“We must be rooted in the absence of a place. We must take the feeling of home into exile.”
Simone Weil
Growing up, underlying all the awkwardness and feelings of not belonging despite my outward successes and what most people thought, I knew I would leave home and not return. Deep within me, though, I harbored an idea I would return and bring with me a more confident and proven history. If Simone Weil is correct, I have been in exile long enough any idea of returning to those midland South Carolina sand hills has left me for good. Home, after many years, means something entirely different, though I agree, the feeling of home remains. Discarding it would mean a loss of all self. Like self, I am forever tied to it. Home, after all, is not just where you are from but who you are, an idea rooted both deep within that self and the examination of perspective against one’s surroundings. Finding home meant leaving home.
One incontrovertible memory from those years is Mother’s love of vegetables and my equal dislike of them.
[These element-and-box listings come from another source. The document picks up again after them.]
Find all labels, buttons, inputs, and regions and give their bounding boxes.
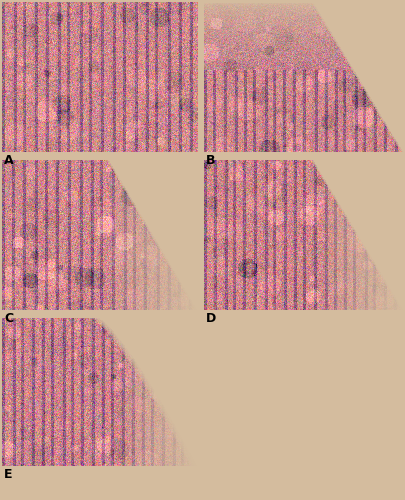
Text: A: A bbox=[4, 154, 14, 167]
Text: E: E bbox=[4, 468, 13, 481]
Text: C: C bbox=[4, 312, 13, 325]
Text: B: B bbox=[205, 154, 215, 167]
Text: D: D bbox=[205, 312, 216, 325]
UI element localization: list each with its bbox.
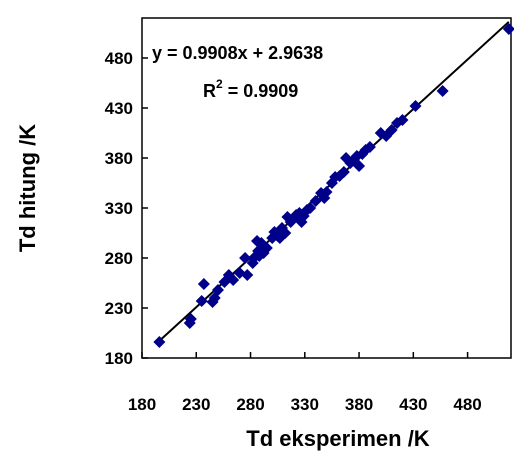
data-point bbox=[197, 278, 210, 290]
data-point bbox=[304, 202, 317, 214]
x-axis-title: Td eksperimen /K bbox=[246, 426, 430, 451]
data-point bbox=[502, 23, 514, 35]
data-point bbox=[241, 269, 254, 281]
data-point bbox=[211, 284, 224, 296]
data-points bbox=[153, 23, 514, 348]
data-point bbox=[227, 274, 240, 286]
x-tick-label: 280 bbox=[236, 395, 264, 414]
data-point bbox=[260, 242, 273, 254]
r-squared-prefix: R bbox=[203, 81, 216, 101]
data-point bbox=[385, 124, 398, 136]
data-point bbox=[239, 252, 252, 264]
y-tick-label: 380 bbox=[105, 149, 133, 168]
y-tick-label: 280 bbox=[105, 249, 133, 268]
x-tick-label: 480 bbox=[453, 395, 481, 414]
data-point bbox=[436, 85, 449, 97]
x-axis-ticks: 180 230 280 330 380 430 480 bbox=[128, 352, 482, 414]
y-tick-label: 430 bbox=[105, 99, 133, 118]
x-tick-label: 430 bbox=[399, 395, 427, 414]
r-squared-annotation: R2 = 0.9909 bbox=[203, 77, 298, 101]
data-point bbox=[279, 227, 292, 239]
data-point bbox=[409, 100, 422, 112]
plot-frame bbox=[141, 17, 512, 359]
data-point bbox=[363, 141, 376, 153]
plot-area bbox=[141, 17, 512, 359]
r-squared-value: = 0.9909 bbox=[223, 81, 299, 101]
data-point bbox=[184, 313, 197, 325]
x-tick-label: 180 bbox=[128, 395, 156, 414]
y-tick-label: 480 bbox=[105, 49, 133, 68]
data-point bbox=[195, 295, 208, 307]
y-tick-label: 330 bbox=[105, 199, 133, 218]
x-tick-label: 330 bbox=[291, 395, 319, 414]
y-tick-label: 180 bbox=[105, 349, 133, 368]
y-axis-ticks: 180 230 280 330 380 430 480 bbox=[105, 49, 148, 368]
x-tick-label: 380 bbox=[345, 395, 373, 414]
data-point bbox=[353, 160, 366, 172]
y-axis-title: Td hitung /K bbox=[15, 124, 40, 252]
data-point bbox=[153, 336, 166, 348]
data-point bbox=[396, 114, 409, 126]
x-tick-label: 230 bbox=[182, 395, 210, 414]
regression-equation: y = 0.9908x + 2.9638 bbox=[152, 43, 323, 63]
data-point bbox=[247, 252, 260, 264]
y-tick-label: 230 bbox=[105, 299, 133, 318]
r-squared-superscript: 2 bbox=[216, 77, 223, 91]
data-point bbox=[337, 166, 350, 178]
data-point bbox=[246, 257, 259, 269]
data-point bbox=[320, 186, 333, 198]
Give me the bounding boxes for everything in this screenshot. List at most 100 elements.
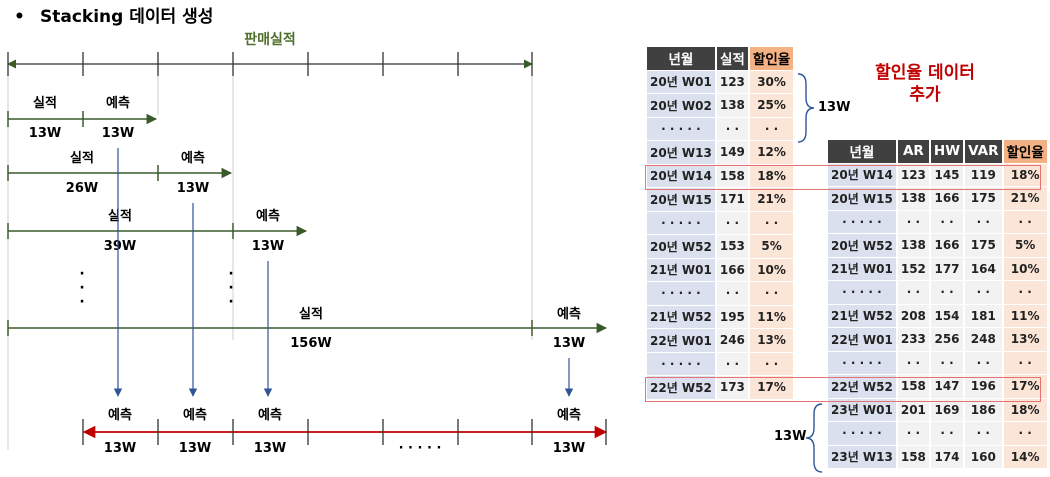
value-cell: 196 [965, 375, 1002, 398]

Part of leaving home meant never having to be forced to sit at the table until finished and consume cruciferous vegetables. I longed to be free from the dogma of “it’s good for you.” Rebellion began young in me, enough that my sister and I frustrated Mom by covering our turnips with a napkin as if we were finished and telling her so. She knew, of course, and relented. Sometimes we won, mostly, she did. Forced consumption and submission was a cross I beared, my rebellion, Mom’s, which is also the meaning of cruciferous—bearing a cross. Or maybe, serving me turnips was her grand plan to get me to leave home. Well, it worked.
There are other crosses to bear in life. Some, we choose. Some, we do not. Leaving home, being free from parental constraints was the lie in my rebellion. Moving on just meant new constraints would come. I have harbored other lies, perpetuated them for my convenience. Time rinsed out those lies formed at home, but what is left are the truths learned that won’t die, in my lifetime and the lifetimes to follow.
I wonder if what we believe does not have an ingredient of being man-made, some hybrid formed, a falseness to shield us from truth and God’s love. Maybe those hybrids are the means by which we leave God because facing Him is too terrifying. Doing so exposes our lies and who we are. Home is never far.
But is truth not also like home, rooted in its absence, the feeling of it follows us into our self-imposed exile, our self-seeking comfort and in some strange way, brings us around to God.
Simone Weil again: the feeling of being at home, that’s what we’re meant to retain, that’s what will save us. There is a resignation in this statement, not defeat, but recognition. That’s what truth does.
No lie.
Would you please pass the turnips?
This made me remember my childhood and my struggle to eat my “2 beans” before I could leave the dinner table. It also made me ponder our final “going home” when we will again sit at the table and eat with our eternal family. I wonder what will be on the menu.